I also revisited a video of Bob Carter interviewed by Murdoch’s media puppet, Andrew Bolt. What an interesting business-media conspiracy to deny fossil-fuel-induced global warming.

Climate Change – Is it a science debate or a political debate?

Carbon pollution contributes to man-made environmental disaster, any doubt?

I attempt to gather a list of prominent scientists who are either ‘convinced’ or ‘unconvinced’ on the issue. According to a UK-based columnist Nick Collins of The Telegraph, most skeptical scientists are less prominent and authoritative than those scientists convinced on the issue of global warming. This is based on the number of research and scientific papers published.

The Conversation, a scholarly publication, said many research scholars from the Australia National University have had received death threats and abusive phone calls from the right-wingers and Murdoch’s media because of their stand on the issue.

Clive Hamilton, who wrote Scorchers: The Dirty Politics of Climate Change (2007), claims that Australian sceptics belong to the “Greenhouse Mafia” (credited to Guy Pearce) comprising of lobbyists “plucked from the senior ranks of the APS, where they wrote briefs and Cabinet submissions and advised ministers on energy policies.” They are the links between Government and fossil-fuel businessmen who finance the political machine of the Liberal Party in partnership with the Murdoch’s media. Hamilton adds that Australia’s stand on the issue (during the Howard Government) was mainly influenced by the US which champions a market-based economy.

Political powershift under the Labor Government overturned the decades-long greenhouse mafia energy policies.
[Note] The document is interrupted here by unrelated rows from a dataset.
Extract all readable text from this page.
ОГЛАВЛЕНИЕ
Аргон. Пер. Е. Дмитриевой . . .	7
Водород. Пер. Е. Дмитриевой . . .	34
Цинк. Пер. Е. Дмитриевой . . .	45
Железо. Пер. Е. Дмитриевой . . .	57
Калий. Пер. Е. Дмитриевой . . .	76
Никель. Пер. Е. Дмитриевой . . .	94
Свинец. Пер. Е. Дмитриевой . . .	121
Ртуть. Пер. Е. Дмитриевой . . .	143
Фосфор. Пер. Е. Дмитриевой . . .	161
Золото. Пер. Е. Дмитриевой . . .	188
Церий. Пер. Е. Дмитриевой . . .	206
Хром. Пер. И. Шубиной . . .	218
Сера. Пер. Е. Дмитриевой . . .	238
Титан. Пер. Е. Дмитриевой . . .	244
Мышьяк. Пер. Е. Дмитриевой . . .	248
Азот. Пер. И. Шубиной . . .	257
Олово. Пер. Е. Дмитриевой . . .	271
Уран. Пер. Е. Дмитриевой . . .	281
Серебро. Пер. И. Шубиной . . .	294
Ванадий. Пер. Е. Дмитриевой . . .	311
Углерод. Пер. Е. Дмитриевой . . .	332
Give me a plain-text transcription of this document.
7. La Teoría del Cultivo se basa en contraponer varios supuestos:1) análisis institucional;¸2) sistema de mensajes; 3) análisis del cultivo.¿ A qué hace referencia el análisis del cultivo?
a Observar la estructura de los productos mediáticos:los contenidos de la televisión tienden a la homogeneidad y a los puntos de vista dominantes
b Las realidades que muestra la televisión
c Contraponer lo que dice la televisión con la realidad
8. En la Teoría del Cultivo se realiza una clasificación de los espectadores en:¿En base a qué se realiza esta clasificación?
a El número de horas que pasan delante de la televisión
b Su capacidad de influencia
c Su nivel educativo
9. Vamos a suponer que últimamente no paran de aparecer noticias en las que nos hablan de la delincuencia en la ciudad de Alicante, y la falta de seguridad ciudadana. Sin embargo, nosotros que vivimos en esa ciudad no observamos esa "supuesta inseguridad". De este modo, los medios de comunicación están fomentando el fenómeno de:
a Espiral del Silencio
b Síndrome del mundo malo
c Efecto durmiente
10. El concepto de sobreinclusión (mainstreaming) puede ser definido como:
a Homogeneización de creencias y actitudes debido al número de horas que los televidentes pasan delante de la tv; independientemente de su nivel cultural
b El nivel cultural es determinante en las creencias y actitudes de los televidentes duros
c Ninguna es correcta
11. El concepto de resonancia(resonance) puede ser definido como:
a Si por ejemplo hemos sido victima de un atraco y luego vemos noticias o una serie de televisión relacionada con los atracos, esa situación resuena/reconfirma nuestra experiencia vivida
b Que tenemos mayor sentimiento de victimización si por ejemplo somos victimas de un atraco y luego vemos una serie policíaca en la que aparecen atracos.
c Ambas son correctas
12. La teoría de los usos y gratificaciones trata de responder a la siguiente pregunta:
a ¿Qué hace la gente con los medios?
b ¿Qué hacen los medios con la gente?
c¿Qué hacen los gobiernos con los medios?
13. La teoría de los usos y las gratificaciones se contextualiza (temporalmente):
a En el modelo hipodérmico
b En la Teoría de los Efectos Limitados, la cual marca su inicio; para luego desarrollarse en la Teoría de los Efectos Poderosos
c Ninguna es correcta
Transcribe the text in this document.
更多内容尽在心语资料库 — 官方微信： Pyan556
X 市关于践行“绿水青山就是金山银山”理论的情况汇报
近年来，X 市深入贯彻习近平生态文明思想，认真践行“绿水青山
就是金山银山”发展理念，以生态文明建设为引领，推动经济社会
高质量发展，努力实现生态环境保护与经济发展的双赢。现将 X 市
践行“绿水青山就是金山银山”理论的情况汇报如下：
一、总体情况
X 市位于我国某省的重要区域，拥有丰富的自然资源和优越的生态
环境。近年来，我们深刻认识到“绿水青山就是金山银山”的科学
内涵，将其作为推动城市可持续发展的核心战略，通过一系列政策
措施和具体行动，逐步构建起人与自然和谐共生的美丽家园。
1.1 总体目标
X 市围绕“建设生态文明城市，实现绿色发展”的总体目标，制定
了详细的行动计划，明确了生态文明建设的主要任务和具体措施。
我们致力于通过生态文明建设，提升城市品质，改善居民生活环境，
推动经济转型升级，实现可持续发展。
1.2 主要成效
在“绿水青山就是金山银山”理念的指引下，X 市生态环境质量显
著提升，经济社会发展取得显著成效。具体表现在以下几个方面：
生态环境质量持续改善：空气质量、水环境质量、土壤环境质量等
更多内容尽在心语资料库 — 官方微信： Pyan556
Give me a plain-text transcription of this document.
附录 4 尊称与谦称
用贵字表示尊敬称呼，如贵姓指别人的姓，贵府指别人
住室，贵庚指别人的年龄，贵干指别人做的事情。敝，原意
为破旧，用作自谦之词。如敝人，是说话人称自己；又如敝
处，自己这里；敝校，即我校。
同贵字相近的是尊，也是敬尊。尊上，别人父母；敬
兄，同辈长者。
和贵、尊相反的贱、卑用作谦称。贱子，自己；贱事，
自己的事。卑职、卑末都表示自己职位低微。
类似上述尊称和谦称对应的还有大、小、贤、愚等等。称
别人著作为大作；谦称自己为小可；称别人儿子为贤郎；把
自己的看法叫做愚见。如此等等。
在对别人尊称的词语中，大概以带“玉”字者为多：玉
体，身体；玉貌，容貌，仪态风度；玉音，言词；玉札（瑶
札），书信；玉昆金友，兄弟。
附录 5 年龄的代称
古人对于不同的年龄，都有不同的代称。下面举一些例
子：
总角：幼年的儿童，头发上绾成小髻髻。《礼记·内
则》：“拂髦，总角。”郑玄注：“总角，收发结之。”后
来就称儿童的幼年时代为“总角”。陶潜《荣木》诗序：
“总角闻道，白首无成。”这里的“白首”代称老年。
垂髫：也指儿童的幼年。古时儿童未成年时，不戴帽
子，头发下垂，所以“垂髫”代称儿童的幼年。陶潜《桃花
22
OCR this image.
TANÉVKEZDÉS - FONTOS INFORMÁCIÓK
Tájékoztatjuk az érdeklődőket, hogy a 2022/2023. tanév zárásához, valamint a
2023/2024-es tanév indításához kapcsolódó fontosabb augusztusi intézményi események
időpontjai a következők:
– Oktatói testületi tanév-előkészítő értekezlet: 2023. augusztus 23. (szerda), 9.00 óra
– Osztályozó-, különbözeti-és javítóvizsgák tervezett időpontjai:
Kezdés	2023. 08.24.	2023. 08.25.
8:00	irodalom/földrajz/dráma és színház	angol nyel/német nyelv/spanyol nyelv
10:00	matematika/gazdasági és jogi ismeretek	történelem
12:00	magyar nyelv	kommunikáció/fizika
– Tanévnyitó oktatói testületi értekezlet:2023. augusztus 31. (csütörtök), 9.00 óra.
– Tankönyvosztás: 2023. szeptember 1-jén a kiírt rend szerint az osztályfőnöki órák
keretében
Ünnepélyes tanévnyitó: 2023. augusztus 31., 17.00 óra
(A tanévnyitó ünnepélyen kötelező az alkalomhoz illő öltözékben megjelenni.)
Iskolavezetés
The right-wings fought a bloody fight to prevent the passage of a carbon tax, but overruled. It is a new era!

These denialists comprised of the bloody rich and powerful capitalists. They own big businesses including the media. If you are caught up in between the ‘convinced’ and ‘unconvinced’ groups, look beyond the politicking and explore the credentials of each scientist from both camps.

I have not done one article this month but I will do so as soon as I can get enough good stuff.